Flake_tastenficker_MCB

Flake
“Der Tastenficker”

(Schwarzkopf & Schwarzkopf)
München, Hugendubel, 23.04.2015

1   Wenn man auf eine bestimmte Art prominent ist – also zum Beispiel als Keyboarder des bekanntesten deutschen Rockexports Rammstein, kann man eigentlich über alles schreiben und das dann auch bedenkenlos vorlesen, es werden sich immer genügend Leute finden, die einem an den Lippen hängen und aufmerksam alle biographischen Details aufsaugen, die Kindheit und Jugend im Arbeiter- und Bauernstaat DDR so hergeben*.

Wenn man dazu noch ohne jede Selbstüberschätzung durchs Leben kommt und mit Lakonie, feinsinnigem Humor, genügend Marotten und im allerbesten Fall noch einer typischen Berliner Schnauze gesegnet ist, dann klingen die einfachsten Sätze entweder rührend ehrlich oder irre komisch – Beispiel: „Mein Problem ist, dass ich ganz schwer nein sagen kann. Bei der Stasi war ich aber nicht, da haben sie mich zum Glück nicht gefragt.“

Ebenfalls sehr hilfreich ist ein Talent zur freien Rede. So kann man zum Beispiel auf sehr launige Art eine Konzertreise als Toursupport von KISS ins brasilianische Outback beschreiben, ernsthafte und andauernde Probleme des eigenen Verdauungstraktes bildhaft schildern und der Enttäuschung über die Hinfälligkeit von einstmals glorifizierten Vorbildern Ausdruck verleihen, ohne ständig auf ein verknautschtes Manuskript starren oder – im schlimmsten Falle – einen Polylux benutzen zu müssen.

Es gibt tatsächlich nicht wenige Menschen, die im kompletten Fan- oder Touroutfit auf Buchlesungen erscheinen, auch wenn weder ein musikalischer Beitrag oder eine Moshpit vorgesehen sind und der Front- Of-Stage-Bereich aus säuberlich ausgerichteten Stuhlreihen besteht. Kann man sich merken.

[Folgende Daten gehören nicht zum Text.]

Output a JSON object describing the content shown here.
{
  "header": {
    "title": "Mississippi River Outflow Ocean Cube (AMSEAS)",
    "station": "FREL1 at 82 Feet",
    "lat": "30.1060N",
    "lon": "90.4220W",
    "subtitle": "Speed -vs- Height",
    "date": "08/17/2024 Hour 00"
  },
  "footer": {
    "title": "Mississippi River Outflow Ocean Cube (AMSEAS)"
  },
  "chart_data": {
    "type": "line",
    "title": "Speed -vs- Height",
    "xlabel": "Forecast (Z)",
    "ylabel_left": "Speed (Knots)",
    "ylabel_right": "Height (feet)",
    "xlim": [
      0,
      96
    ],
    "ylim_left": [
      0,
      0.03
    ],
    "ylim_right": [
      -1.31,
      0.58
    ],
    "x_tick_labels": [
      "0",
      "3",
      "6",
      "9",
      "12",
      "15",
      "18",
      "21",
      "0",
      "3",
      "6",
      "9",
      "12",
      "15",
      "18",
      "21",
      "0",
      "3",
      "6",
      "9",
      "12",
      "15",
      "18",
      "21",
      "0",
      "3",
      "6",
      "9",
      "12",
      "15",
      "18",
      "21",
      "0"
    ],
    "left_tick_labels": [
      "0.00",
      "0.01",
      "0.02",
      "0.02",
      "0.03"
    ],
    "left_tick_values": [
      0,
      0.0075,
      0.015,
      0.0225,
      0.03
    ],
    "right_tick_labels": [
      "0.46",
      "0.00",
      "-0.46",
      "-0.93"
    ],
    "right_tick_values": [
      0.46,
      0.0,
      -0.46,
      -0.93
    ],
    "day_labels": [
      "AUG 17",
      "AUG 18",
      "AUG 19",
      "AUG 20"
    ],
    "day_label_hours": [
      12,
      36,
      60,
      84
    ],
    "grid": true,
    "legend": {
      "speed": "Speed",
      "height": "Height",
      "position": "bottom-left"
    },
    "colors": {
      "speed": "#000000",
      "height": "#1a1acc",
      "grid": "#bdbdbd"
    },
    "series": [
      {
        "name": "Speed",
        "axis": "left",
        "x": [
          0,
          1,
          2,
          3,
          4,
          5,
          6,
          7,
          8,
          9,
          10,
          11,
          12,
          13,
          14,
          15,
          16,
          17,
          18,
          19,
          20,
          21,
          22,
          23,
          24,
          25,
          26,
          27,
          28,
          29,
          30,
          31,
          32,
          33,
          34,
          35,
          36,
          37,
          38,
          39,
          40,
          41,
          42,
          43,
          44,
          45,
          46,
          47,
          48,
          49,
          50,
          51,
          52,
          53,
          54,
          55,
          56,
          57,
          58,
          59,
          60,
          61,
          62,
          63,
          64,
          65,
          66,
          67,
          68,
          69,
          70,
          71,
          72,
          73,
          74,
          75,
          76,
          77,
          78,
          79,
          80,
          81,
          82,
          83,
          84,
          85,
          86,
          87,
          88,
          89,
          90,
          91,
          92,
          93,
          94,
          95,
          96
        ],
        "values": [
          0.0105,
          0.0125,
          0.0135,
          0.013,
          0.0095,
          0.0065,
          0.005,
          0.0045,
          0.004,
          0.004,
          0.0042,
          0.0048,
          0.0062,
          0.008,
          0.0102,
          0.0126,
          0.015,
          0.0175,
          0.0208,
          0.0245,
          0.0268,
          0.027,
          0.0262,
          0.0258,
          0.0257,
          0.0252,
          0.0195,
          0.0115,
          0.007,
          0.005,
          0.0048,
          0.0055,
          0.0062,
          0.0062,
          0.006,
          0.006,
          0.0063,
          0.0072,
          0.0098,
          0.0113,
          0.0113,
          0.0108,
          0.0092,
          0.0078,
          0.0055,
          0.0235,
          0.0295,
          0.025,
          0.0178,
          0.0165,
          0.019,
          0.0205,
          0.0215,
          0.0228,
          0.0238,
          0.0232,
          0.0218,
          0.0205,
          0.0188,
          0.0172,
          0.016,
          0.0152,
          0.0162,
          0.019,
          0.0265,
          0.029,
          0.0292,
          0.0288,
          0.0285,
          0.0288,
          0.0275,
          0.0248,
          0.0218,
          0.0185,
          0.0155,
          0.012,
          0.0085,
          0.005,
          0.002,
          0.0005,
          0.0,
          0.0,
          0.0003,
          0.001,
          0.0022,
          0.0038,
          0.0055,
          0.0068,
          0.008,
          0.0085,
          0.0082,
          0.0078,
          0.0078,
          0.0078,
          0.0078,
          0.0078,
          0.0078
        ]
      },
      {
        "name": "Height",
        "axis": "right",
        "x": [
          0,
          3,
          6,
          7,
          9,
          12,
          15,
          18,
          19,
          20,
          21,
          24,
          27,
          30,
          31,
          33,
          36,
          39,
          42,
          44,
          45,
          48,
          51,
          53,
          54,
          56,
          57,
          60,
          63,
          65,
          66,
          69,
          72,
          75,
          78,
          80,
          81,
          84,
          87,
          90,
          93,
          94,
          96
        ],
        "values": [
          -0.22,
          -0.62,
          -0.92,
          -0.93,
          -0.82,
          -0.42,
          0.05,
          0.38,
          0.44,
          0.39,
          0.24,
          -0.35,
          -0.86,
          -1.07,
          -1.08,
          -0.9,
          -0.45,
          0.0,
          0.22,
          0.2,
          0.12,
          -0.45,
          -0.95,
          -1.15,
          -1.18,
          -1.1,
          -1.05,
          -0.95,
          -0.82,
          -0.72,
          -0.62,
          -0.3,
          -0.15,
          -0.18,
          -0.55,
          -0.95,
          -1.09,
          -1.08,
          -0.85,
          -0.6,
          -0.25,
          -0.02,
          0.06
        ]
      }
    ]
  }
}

Man sollte auch keine Angst davor haben, ungewöhnliche Themen und Randbereiche einer genaueren Beschreibung zu unterziehen (siehe 1), denn nur so lassen sich Geduld und Zuneigung des Publikums einschätzen. Wenn die besagten Stuhlreihen bei der ausführlichen Erörterung des Berufsbildes eines angehenden Werkzeugmachers inklusive penibler Angaben zu Bohrlängen, Gewindedurchmessern und statischen Testberichten bis auf den letzten Platz gefüllt bleiben, dann darf man sich seines Potentials als Entertainer doch sehr sicher sein.

Schonungslose Offenheit bis hin zur Selbstgeißelung wird einem in der Regel hoch angerechnet, also nicht nur aufzuzählen, was man kann (herumhampeln), sondern auch, wozu einem jegliche Begabung fehlt (Rhythmus halten, halbwegs fehlerfrei mit Instrumenten zu musizieren, singen). Das gilt im Übrigen (weil man ja gerade aus einem selbstverfassten Buch zitiert) desgleichen für‘s eigene literarische Talent im Bezug auf weitere mögliche Großprojekte – die grobe Skizzierung eines verworfenen Romanplots kann hier für zustimmendes Schulterklopfen und sogar Mitleid sorgen.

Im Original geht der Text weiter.